With the next election nearly two years away, supporters of increasing the state’s motor fuel user fee – as Gov. Terry Branstad prefers to call it – see the 2013 legislative session as offering a 50-50 shot, at best, to bump up rates for the first time since 1989.
Currently, motorists who fill their tanks at Iowa pumps pay state taxes of 21 cents per gallon for regular gasoline, 19 cents per gallon for ethanol-blended gasoline, and 22.5 cents per gallon for diesel fuel. Each penny increase in the state gas tax would raise $23 million in revenue and cost Iowans about $4.75 in yearly fuel expenditures. Proceeds from Iowa gas tax are distributed via a formula that provides 47.5 percent to the state’s primary road fund for use on interstate highways and state-owned roads, 24.5 percent to the secondary roads, 20 percent to cities, and 8 percent to farm-to-market roads.
A TIME-21 initiative approved several years ago by lawmakers routed new transportation-related revenue from higher vehicle fees to the highway network by distributing 60 percent to the state system and 20 percent each to cities and counties, but capped it at $250 million annually. Now some urban legislators say they would like to revisit the structure of the road-used tax distribution formula as part of a comprehensive review if they are to consider changing the current fee schedule.
Branstad and top lawmakers say that would open an urban-rural split that would stop the issue cold.
“Forget it,” Branstad said in a recent interview, noting that the Iowa Farm Bureau Federation’s key backing for a motor fuel use fee increase would dissipate if road-use tax money for rural areas was lessened at a time when a proliferation of ethanol plants and more value-added processing is creating a greater reliance and stress on Iowa’s infrastructure network. “Are you kidding me? There’s no chance that’s going to happen. It’s going nowhere.”
Maybe, from now on, we should just let the Farm Bureau decide which roads get repaired or constructed. The group is already writing the state’s environmental rules.
Sure, I understand how the Legislature works. Branstad and everyone else in the article who says re-writing the formula would blow up the issue are 100 percent right. You can never go wrong assuming that self-interested politicos will duck tough but necessary calls (see no gas tax increase since 1989), or defend their parochial political interests even if they run counter to the best interests of the state as a whole. So as punditry goes, this is rock solid stuff.

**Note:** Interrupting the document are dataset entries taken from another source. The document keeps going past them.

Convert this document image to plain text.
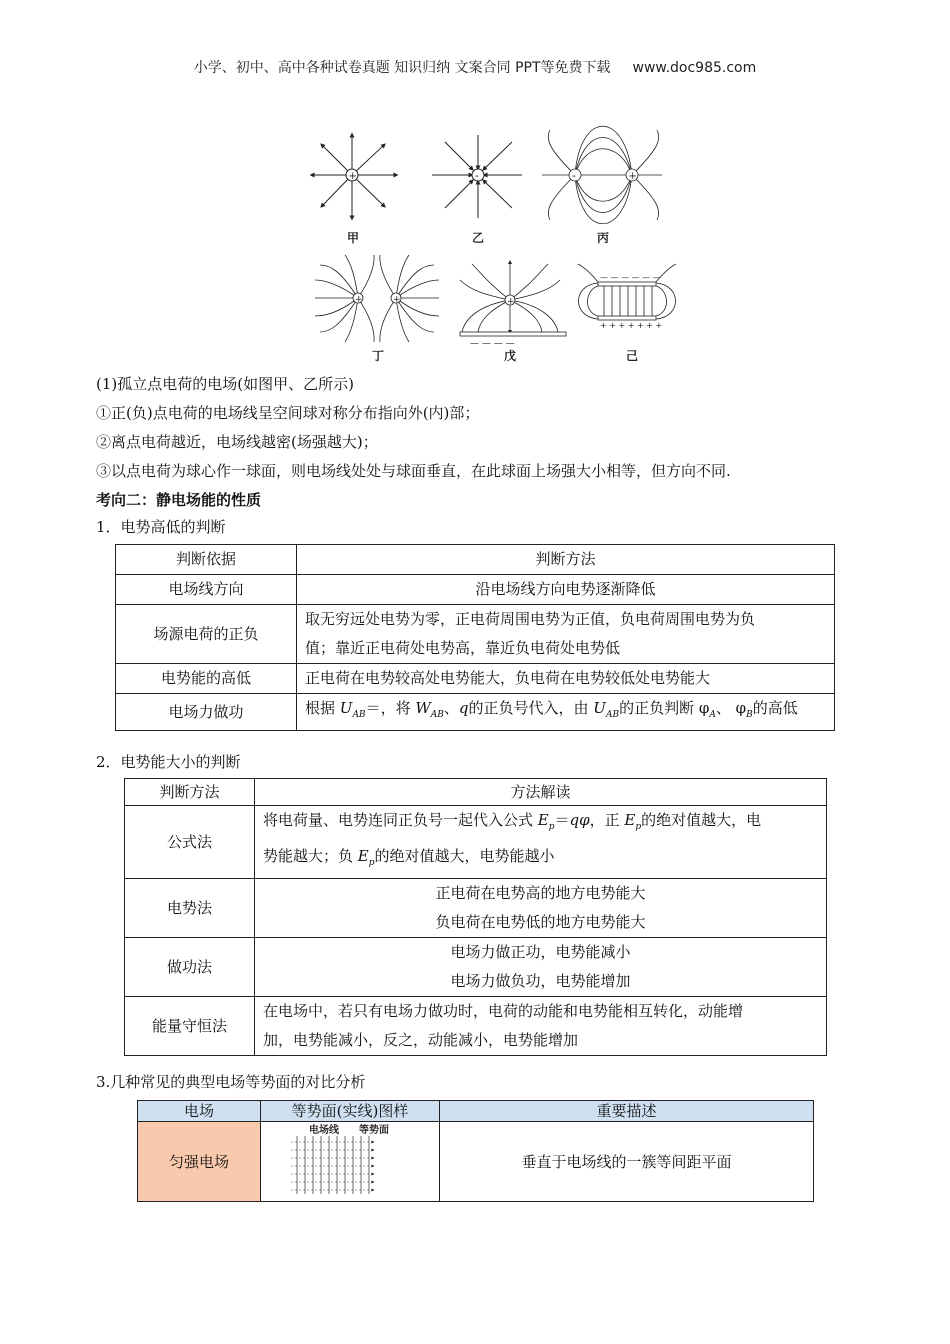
小学、初中、高中各种试卷真题 知识归纳 文案合同 PPT等免费下载 www.doc985.com
+	-	-	+
+	+	+
— — — —
— — — — — —
+ + + + + + +
甲	乙	丙
丁	戊	己
(1)孤立点电荷的电场(如图甲、乙所示)
①正(负)点电荷的电场线呈空间球对称分布指向外(内)部；
②离点电荷越近，电场线越密(场强越大)；
③以点电荷为球心作一球面，则电场线处处与球面垂直，在此球面上场强大小相等，但方向不同.
考向二：静电场能的性质
1．电势高低的判断
判断依据	判断方法
电场线方向	沿电场线方向电势逐渐降低
场源电荷的正负	取无穷远处电势为零，正电荷周围电势为正值，负电荷周围电势为负
值；靠近正电荷处电势高，靠近负电荷处电势低

电势能的高低	正电荷在电势较高处电势能大，负电荷在电势较低处电势能大
电场力做功	根据 $U_{AB}=$，将 $W_{AB}$、q的正负号代入，由 $U_{AB}$的正负判断 $\varphi_A$、 $\varphi_B$的高低
2．电势能大小的判断
判断方法	方法解读
公式法	将电荷量、电势连同正负号一起代入公式 $E_p=q\varphi$，正 $E_p$的绝对值越大，电
势能越大；负 $E_p$的绝对值越大，电势能越小

电势法	正电荷在电势高的地方电势能大
负电荷在电势低的地方电势能大

做功法	电场力做正功，电势能减小
电场力做负功，电势能增加

能量守恒法	在电场中，若只有电场力做功时，电荷的动能和电势能相互转化，动能增
加，电势能减小，反之，动能减小，电势能增加
3.几种常见的典型电场等势面的对比分析
电场	等势面(实线)图样	重要描述
匀强电场	电场线 等势面	垂直于电场线的一簇等间距平面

As policy, it’s lousy. It’s true, there is a rural-urban split in Iowa. Iowa’s fastest growing places are urban/suburban and its fastest shrinking are rural. One third of Iowa’s population lives in just eight urban areas. Suburban communities, such as Waukee, North Liberty, Fairfax, Marion, etc. are growing at a remarkable clip.
The state’s most pressing transportation needs have, over time, shifted to those urban/suburban municipalities and the highways that carry people between them. The Road Use Tax Formula should be changed to better reflect those realities.
It doesn’t have to be a massive change. Nobody’s talking about shafting rural areas. TIME 21 is a good start. But it’s irresponsible to raise a tax on Iowans without being willing to even have a discussion about the flawed formula used to spend it.
Sorry. Carved in stone. Farm Bureau, that’s why.
I know the main worry here is that rural interests will withdraw support for an increase. I get that. But I’ve gotta tell you, I’m a lot less excited about paying more for gasoline just to pump more dollars into the outdated formula. There may be other citified Iowans who feel the same way. Maybe we could form Peeved Urban Motorists for Pavement, or PUMP.
I’d still also like to see any gas tax increase tied to an increase in the Earned Income Tax credit to offset at least some of the sting for low-income workers. I also think it would be appropriate to create a mechanism where the added tax is temporarily rescinded if spiking gas prices cross a certain threshold, $4, maybe $4.50, per-gallon.
And maybe nothing at all will happen. The governor can’t even seem to decide whether he’s for or against an increase. I wonder if we could enact a kicking-the-can-down-the-road use tax?